916.401TSVFederal Council OrdinanceSep 1, 1995Original source
  1. Tierische Nebenprodukte müssen nach den Vorschriften der VTNP1entsorgt werden, sofern die vorliegende Verordnung keine besondere Behandlung vorschreibt.2
  2. Sie dürfen nicht zusammen mit Tieren transportiert werden.

Footnotes

  1. SR 916.441.22

  2. Fassung gemäss Ziff. I der V vom 23. Juni 2004, in Kraft seit 1. Juli 2004 (AS 2004 3065).

1 commentary

N1.Verbrennungspflicht bei Massenkadavern

Bei Massenbefunden – etwa 24 Kadavern – greift die in der VTNP vorgesehene Ausnahmeregel für das Vergraben "einzelner kleiner Tiere" (bis 10 kg) nicht; Tierkörper der Kategorie 1 sind nach VTNP (Art. 5 lit. a i.V.m. Art. 22 lit. a) durch direkte Verbrennung zu entsorgen. Dies entspricht der Auslegung von Art. 40 Abs. 1 TSV in der zitierten Rechtsprechung.

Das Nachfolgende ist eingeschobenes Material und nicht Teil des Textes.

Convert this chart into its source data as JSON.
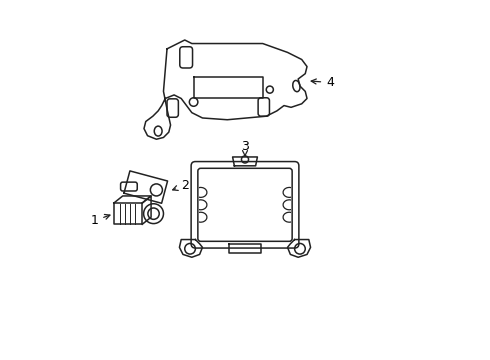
{
  "background_color": "#ffffff",
  "line_color": "#222222",
  "label_color": "#000000",
  "figsize": [
    4.9,
    3.6
  ],
  "dpi": 100
}
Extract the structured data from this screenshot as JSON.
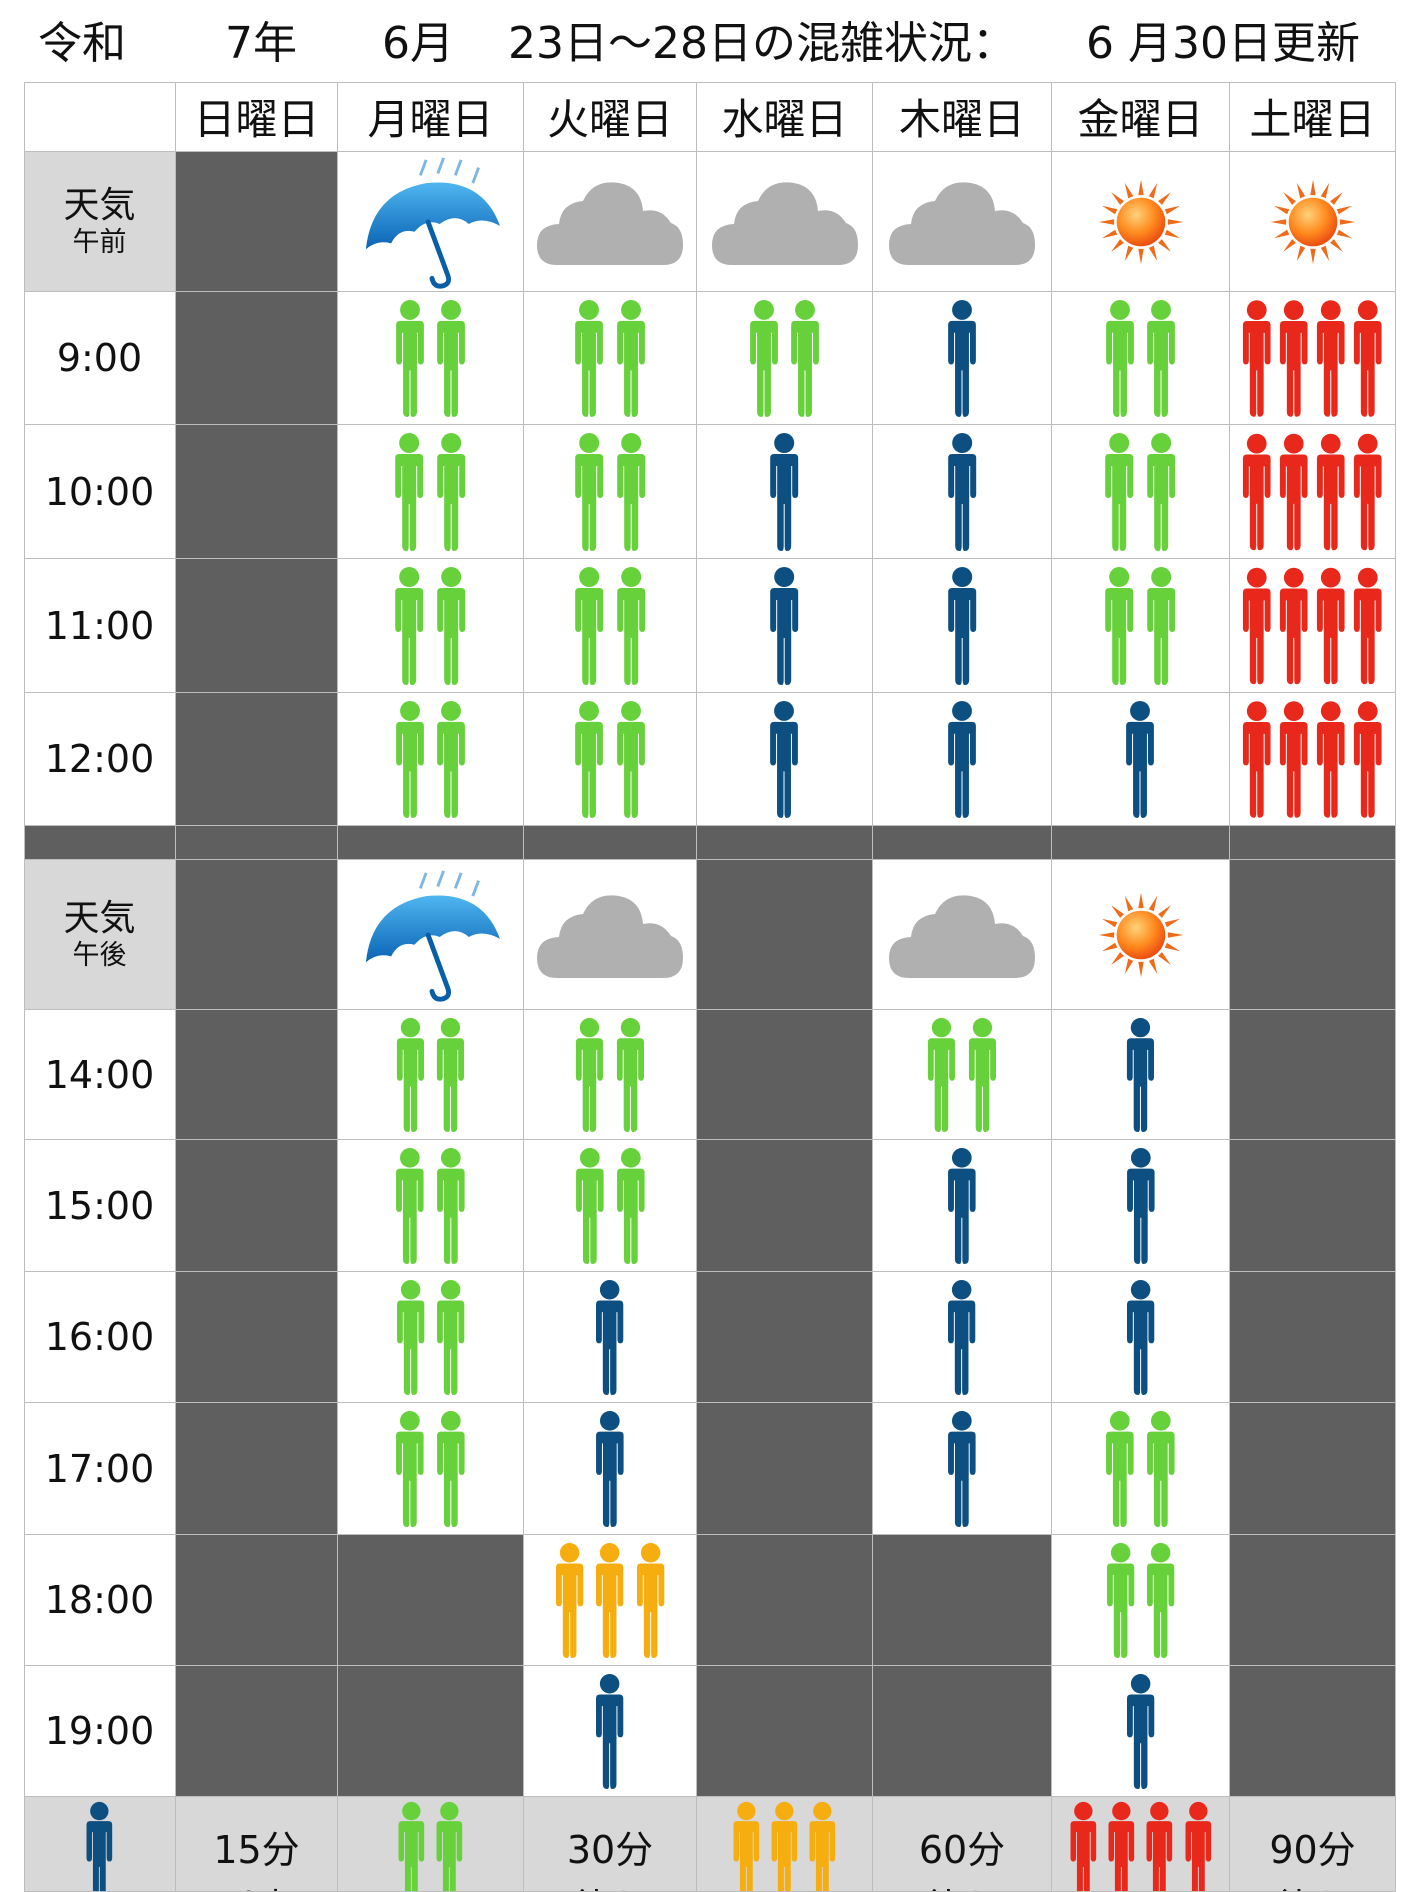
{
  "title": {
    "era": "令和",
    "year": "7年",
    "month": "6月",
    "range": "23日〜28日の混雑状況：",
    "updated": "6 月30日更新"
  },
  "days": [
    "日曜日",
    "月曜日",
    "火曜日",
    "水曜日",
    "木曜日",
    "金曜日",
    "土曜日"
  ],
  "morning": {
    "weather_label": "天気",
    "weather_sub": "午前",
    "weather": [
      "none",
      "rain-umbrella-icon",
      "cloud-icon",
      "cloud-icon",
      "cloud-icon",
      "sun-icon",
      "sun-icon"
    ],
    "times": [
      "9:00",
      "10:00",
      "11:00",
      "12:00"
    ],
    "levels": [
      [
        0,
        2,
        2,
        2,
        1,
        2,
        4
      ],
      [
        0,
        2,
        2,
        1,
        1,
        2,
        4
      ],
      [
        0,
        2,
        2,
        1,
        1,
        2,
        4
      ],
      [
        0,
        2,
        2,
        1,
        1,
        1,
        4
      ]
    ]
  },
  "afternoon": {
    "weather_label": "天気",
    "weather_sub": "午後",
    "weather": [
      "none",
      "rain-umbrella-icon",
      "cloud-icon",
      "none",
      "cloud-icon",
      "sun-icon",
      "none"
    ],
    "times": [
      "14:00",
      "15:00",
      "16:00",
      "17:00",
      "18:00",
      "19:00"
    ],
    "levels": [
      [
        0,
        2,
        2,
        0,
        2,
        1,
        0
      ],
      [
        0,
        2,
        2,
        0,
        1,
        1,
        0
      ],
      [
        0,
        2,
        1,
        0,
        1,
        1,
        0
      ],
      [
        0,
        2,
        1,
        0,
        1,
        2,
        0
      ],
      [
        0,
        0,
        3,
        0,
        0,
        2,
        0
      ],
      [
        0,
        0,
        1,
        0,
        0,
        1,
        0
      ]
    ]
  },
  "legend": [
    {
      "level": 1,
      "line1": "15分",
      "line2": "以内"
    },
    {
      "level": 2,
      "line1": "30分",
      "line2": "待ち"
    },
    {
      "level": 3,
      "line1": "60分",
      "line2": "待ち"
    },
    {
      "level": 4,
      "line1": "90分",
      "line2": "待ち"
    }
  ],
  "colors": {
    "level1": "#0c4f80",
    "level2": "#66d13a",
    "level3": "#f6ad10",
    "level4": "#e8281b",
    "closed": "#5f5f5f",
    "label_bg": "#d8d8d8"
  }
}
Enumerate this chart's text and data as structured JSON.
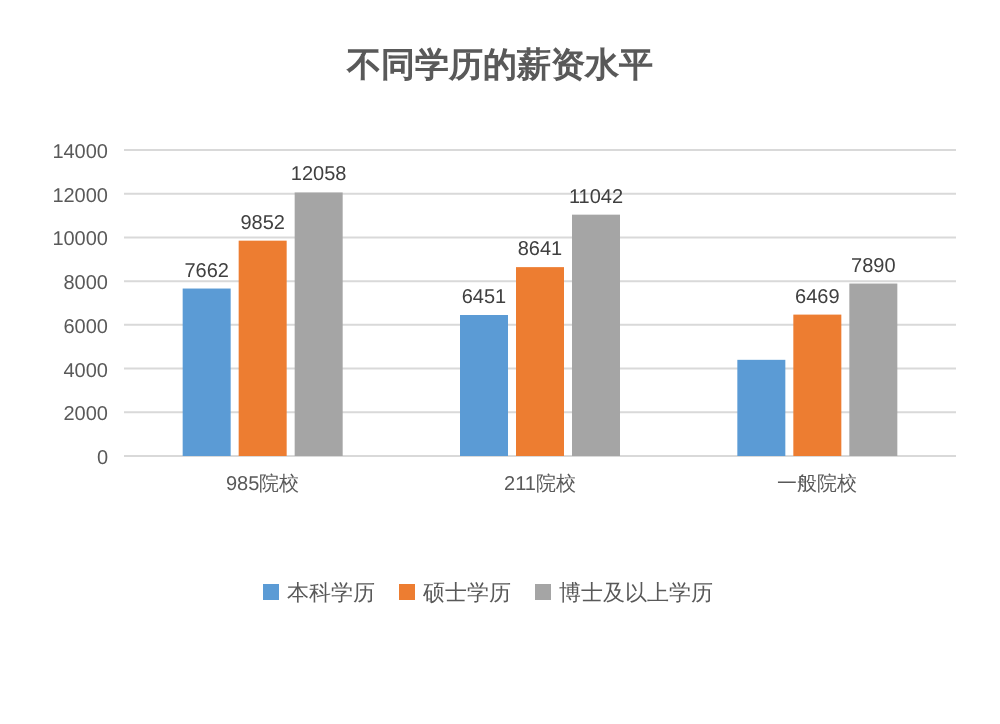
{
  "chart_data": {
    "type": "bar",
    "title": "不同学历的薪资水平",
    "categories": [
      "985院校",
      "211院校",
      "一般院校"
    ],
    "series": [
      {
        "name": "本科学历",
        "color": "#5b9bd5",
        "values": [
          7662,
          6451,
          4400
        ],
        "value_labels": [
          "7662",
          "6451",
          null
        ]
      },
      {
        "name": "硕士学历",
        "color": "#ed7d31",
        "values": [
          9852,
          8641,
          6469
        ],
        "value_labels": [
          "9852",
          "8641",
          "6469"
        ]
      },
      {
        "name": "博士及以上学历",
        "color": "#a5a5a5",
        "values": [
          12058,
          11042,
          7890
        ],
        "value_labels": [
          "12058",
          "11042",
          "7890"
        ]
      }
    ],
    "ylim": [
      0,
      14000
    ],
    "yticks": [
      0,
      2000,
      4000,
      6000,
      8000,
      10000,
      12000,
      14000
    ],
    "grid": "y",
    "legend": "bottom"
  }
}
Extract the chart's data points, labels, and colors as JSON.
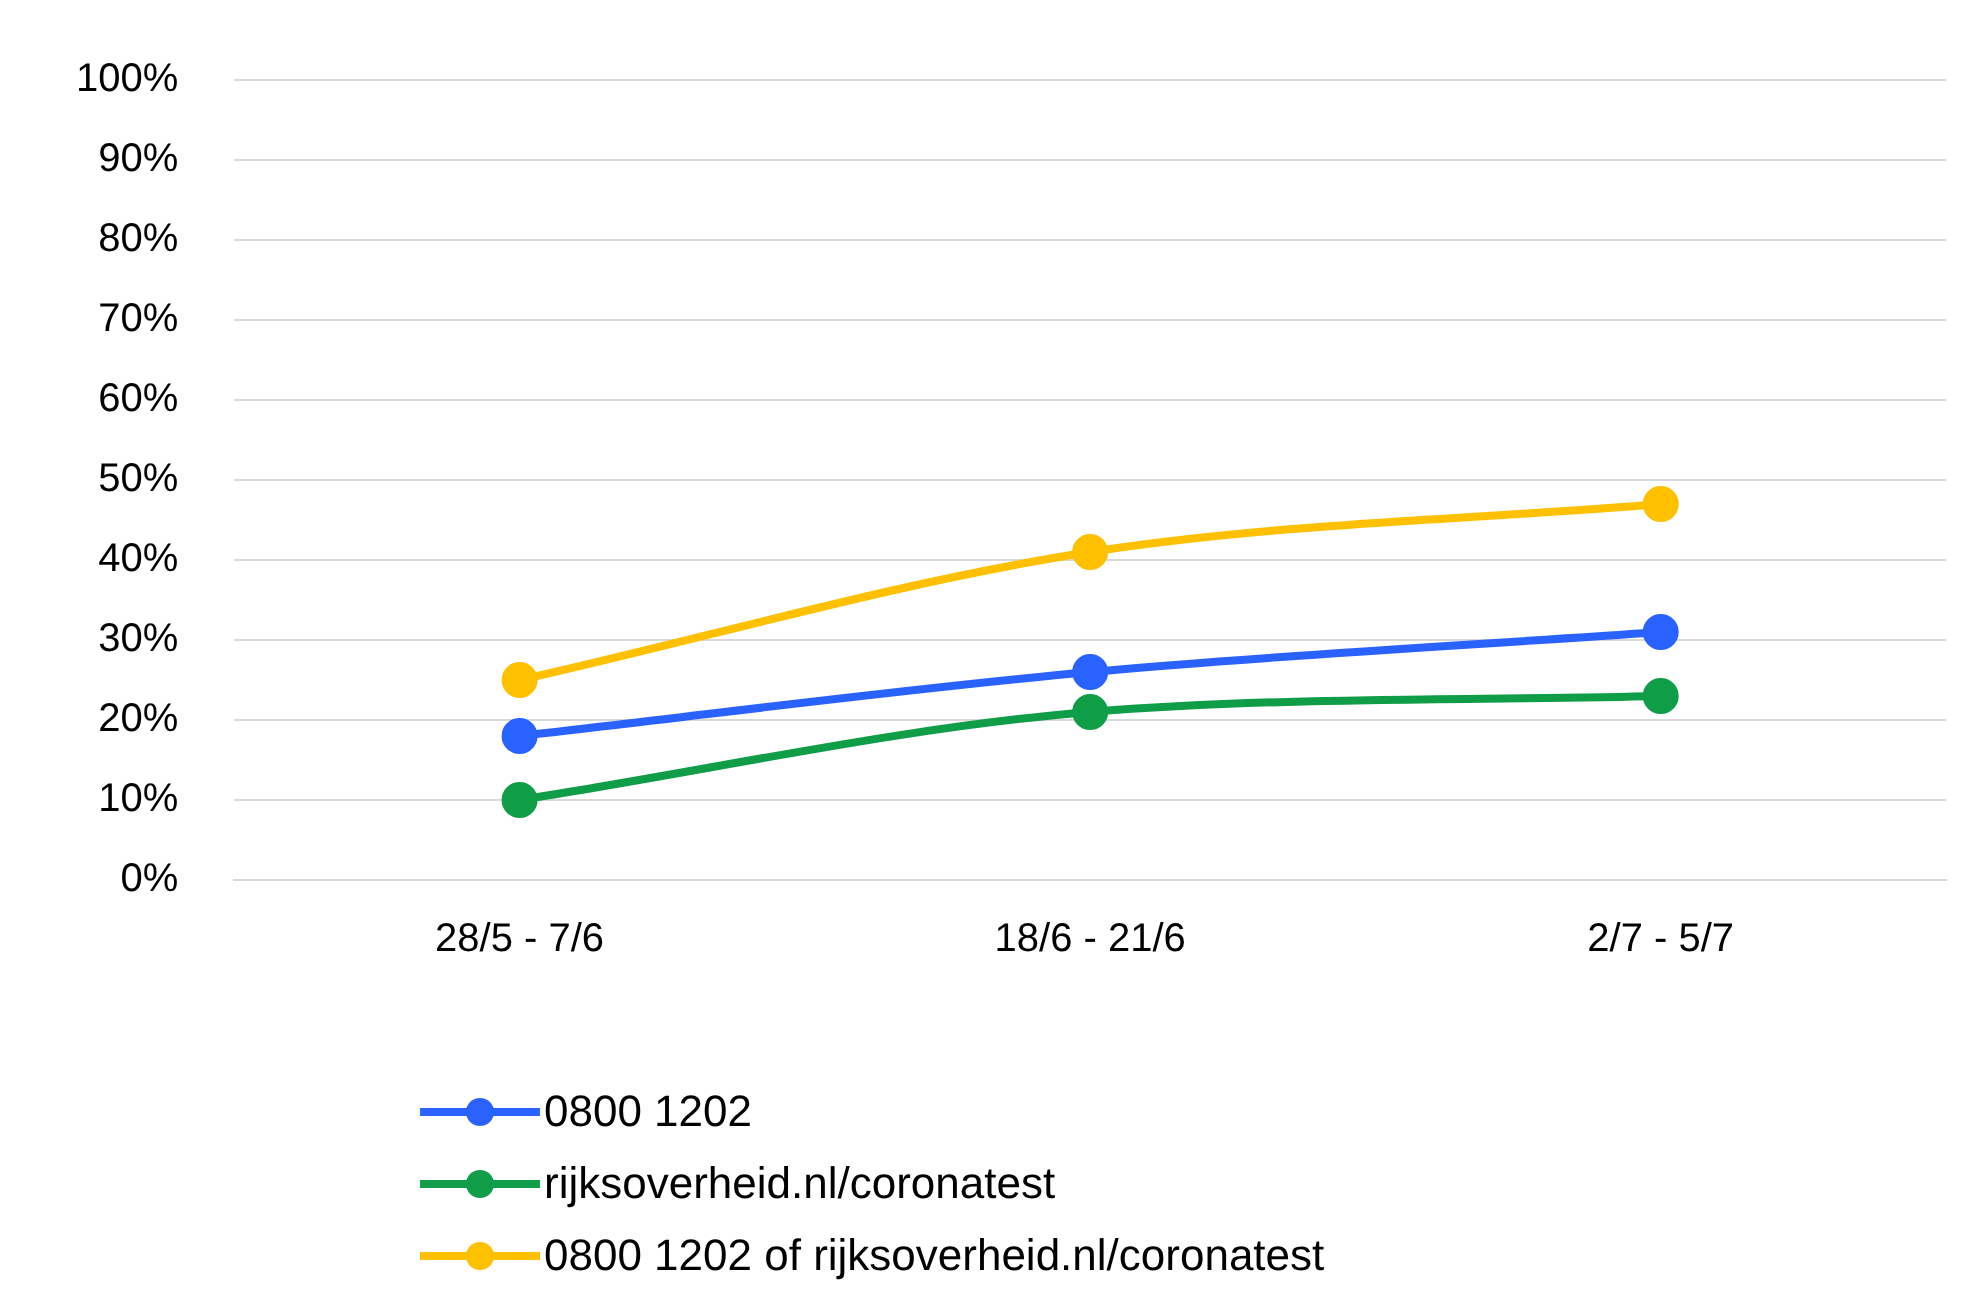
{
  "chart_data": {
    "type": "line",
    "categories": [
      "28/5 - 7/6",
      "18/6 - 21/6",
      "2/7 - 5/7"
    ],
    "series": [
      {
        "name": "0800 1202",
        "color": "#2962ff",
        "values": [
          18,
          26,
          31
        ]
      },
      {
        "name": "rijksoverheid.nl/coronatest",
        "color": "#0f9d48",
        "values": [
          10,
          21,
          23
        ]
      },
      {
        "name": "0800 1202 of rijksoverheid.nl/coronatest",
        "color": "#ffc000",
        "values": [
          25,
          41,
          47
        ]
      }
    ],
    "ylim": [
      0,
      100
    ],
    "yticks": [
      {
        "value": 0,
        "label": "0%"
      },
      {
        "value": 10,
        "label": "10%"
      },
      {
        "value": 20,
        "label": "20%"
      },
      {
        "value": 30,
        "label": "30%"
      },
      {
        "value": 40,
        "label": "40%"
      },
      {
        "value": 50,
        "label": "50%"
      },
      {
        "value": 60,
        "label": "60%"
      },
      {
        "value": 70,
        "label": "70%"
      },
      {
        "value": 80,
        "label": "80%"
      },
      {
        "value": 90,
        "label": "90%"
      },
      {
        "value": 100,
        "label": "100%"
      }
    ],
    "grid": "y",
    "legend": "bottom",
    "marker": "circle",
    "line_style": "solid"
  }
}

Entgegen den Ausführungen der Beschwerdeführerin ist die Beschlagnahme der Tierkadaver und deren Entsorgung ebenfalls gerechtfertigt, wie dies bereits die Vorinstanz in E. 8.6.2 ausführlich dargelegt hat. Tierische Nebenprodukte müssen nach den Vorschriften der Verordnung über tierische Nebenprodukte entsorgt werden, sofern die TSV keine besondere Behandlung vorschreibt (Art. 40 Abs. 1 TSV; vorne E. 3.4). Dabei sind Tierkörper als tierische Nebenprodukte der Kategorie 1 durch direkte Verbrennung zu entsorgen (Art. 5 lit. a i.V.m. Art. 22 lit. a der Verordnung über tierische Nebenprodukte vom 25. Mai 2011 [VTNP; SR 916.44.1.22]), was die Behörde auch getan hat. Zwar dürfen "einzelne kleine Tiere" bis zu einem Gewicht von zehn Kilo auf Privatgrund vergraben werden (Art. 25 Abs. 1 lit. d VTNP). 24 Tierkadaver sprengen diese Ausnahmeregel jedoch bei Weitem. Schon dadurch ergibt sich ohne Weiteres, dass der Verzicht auf eine Rückgabe der Kadaver der zehn euthanasierten Katzen rechtskonform war.